I have a practical understanding of Functors and Natural
Transformations, so working a bit with these free theorem things
is kind of fun.
Actually, another germane-if-random question, why isn't there a
natural transformation class? Something like:
class Functor f, Functor g => NatTrans g f a where
trans :: f a -> g a
So your flatten function becomes a `trans` a la
instance NatTrans Tree [] a where
trans = flatten
In fact, I'm going to attempt to do this now... Maybe I'll figure out
why before you reply. :)
/Joe
On Oct 12, 2009, at 8:41 PM, Brent Yorgey wrote:
> Do you know any category theory? What helped me finally grok free
> theorems is that in the simplest cases, the free theorem for a
> polymorphic function is just a naturality condition. For example, the
> free theorem for
>
> flatten :: Tree a -> [a]
>
> is precisely the statement that flatten is a natural transformation
> from the Tree functor to the list functor:
>
> fmap_[] g . flatten == flatten . fmap_Tree g
>
> It gets more complicated than this, of course, but that's the basic
> idea.
>
> -Brent
>
> On Mon, Oct 12, 2009 at 02:03:11PM -0400, Joe Fredette wrote:
>> I completely forgot about free theorems!
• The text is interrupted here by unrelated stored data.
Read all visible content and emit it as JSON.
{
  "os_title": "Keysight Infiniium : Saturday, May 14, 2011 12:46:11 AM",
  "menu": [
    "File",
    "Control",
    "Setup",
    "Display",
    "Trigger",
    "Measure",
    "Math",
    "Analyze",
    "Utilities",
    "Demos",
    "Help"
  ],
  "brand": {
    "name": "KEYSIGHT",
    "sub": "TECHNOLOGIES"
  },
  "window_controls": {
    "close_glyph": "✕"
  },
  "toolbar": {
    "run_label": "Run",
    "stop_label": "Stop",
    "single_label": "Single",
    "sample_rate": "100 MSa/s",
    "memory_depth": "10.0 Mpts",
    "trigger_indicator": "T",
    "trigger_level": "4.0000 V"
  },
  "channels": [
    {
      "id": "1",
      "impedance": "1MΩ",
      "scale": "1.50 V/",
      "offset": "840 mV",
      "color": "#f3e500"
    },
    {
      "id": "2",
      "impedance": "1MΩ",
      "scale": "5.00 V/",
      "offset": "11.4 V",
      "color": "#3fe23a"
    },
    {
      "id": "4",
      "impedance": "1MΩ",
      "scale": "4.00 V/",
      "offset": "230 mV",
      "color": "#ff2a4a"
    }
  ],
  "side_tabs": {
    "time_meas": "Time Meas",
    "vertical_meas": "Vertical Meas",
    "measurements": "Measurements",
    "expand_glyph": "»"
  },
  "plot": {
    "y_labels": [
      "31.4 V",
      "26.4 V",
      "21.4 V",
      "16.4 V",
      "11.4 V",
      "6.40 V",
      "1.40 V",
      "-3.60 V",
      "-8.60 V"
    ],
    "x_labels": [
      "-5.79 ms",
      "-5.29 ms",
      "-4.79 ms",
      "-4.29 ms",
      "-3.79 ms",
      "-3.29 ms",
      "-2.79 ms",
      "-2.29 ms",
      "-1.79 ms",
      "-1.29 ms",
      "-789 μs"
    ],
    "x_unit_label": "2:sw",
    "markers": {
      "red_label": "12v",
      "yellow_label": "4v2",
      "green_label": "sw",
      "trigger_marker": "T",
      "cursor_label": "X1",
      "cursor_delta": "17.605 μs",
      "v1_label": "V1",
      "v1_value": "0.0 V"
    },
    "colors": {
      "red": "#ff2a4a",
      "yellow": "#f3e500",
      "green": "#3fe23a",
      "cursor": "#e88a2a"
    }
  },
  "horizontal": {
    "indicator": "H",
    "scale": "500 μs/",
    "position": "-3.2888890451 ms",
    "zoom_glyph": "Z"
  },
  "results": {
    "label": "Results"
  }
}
Do you have some links to
>> resources -- I tried learning about them a while
>> ago, but couldn't get a grasp on them... Thanks.
>>
>> /Joe
>>
>>
>>
>> On Oct 12, 2009, at 2:00 PM, Dan Piponi wrote:
>>
>>> On Mon, Oct 12, 2009 at 10:42 AM, muad <muad.dib.space at gmail.com>
>>> wrote:
>>>>
>>>> Is it possible to prove correctness of a functions by testing it?
>>>> I think
>>>> the
>>>> tests would have to be constructed by inspecting the shape of the
>>>> function
>>>> definition.
>>>
>>> not True==False
>>> not False==True
>>>
>>> Done. Tested :-)
>>>
>>> Less trivially, consider a function of signature
>>>
>>> swap :: (a,b) -> (b,a)
>>>
>>> We don't need to test it at all, it can only do one thing, swap its
>>> arguments. (Assuming it terminates.)
>>>
>>> But consider:
>>> swap :: (a,a) -> (a,a)
>>>
>>> If I find that swap (1,2) == (2,1) then I know that swap
>>> (x,y)==(y,x)
>>> for all types a and b. We only need one test.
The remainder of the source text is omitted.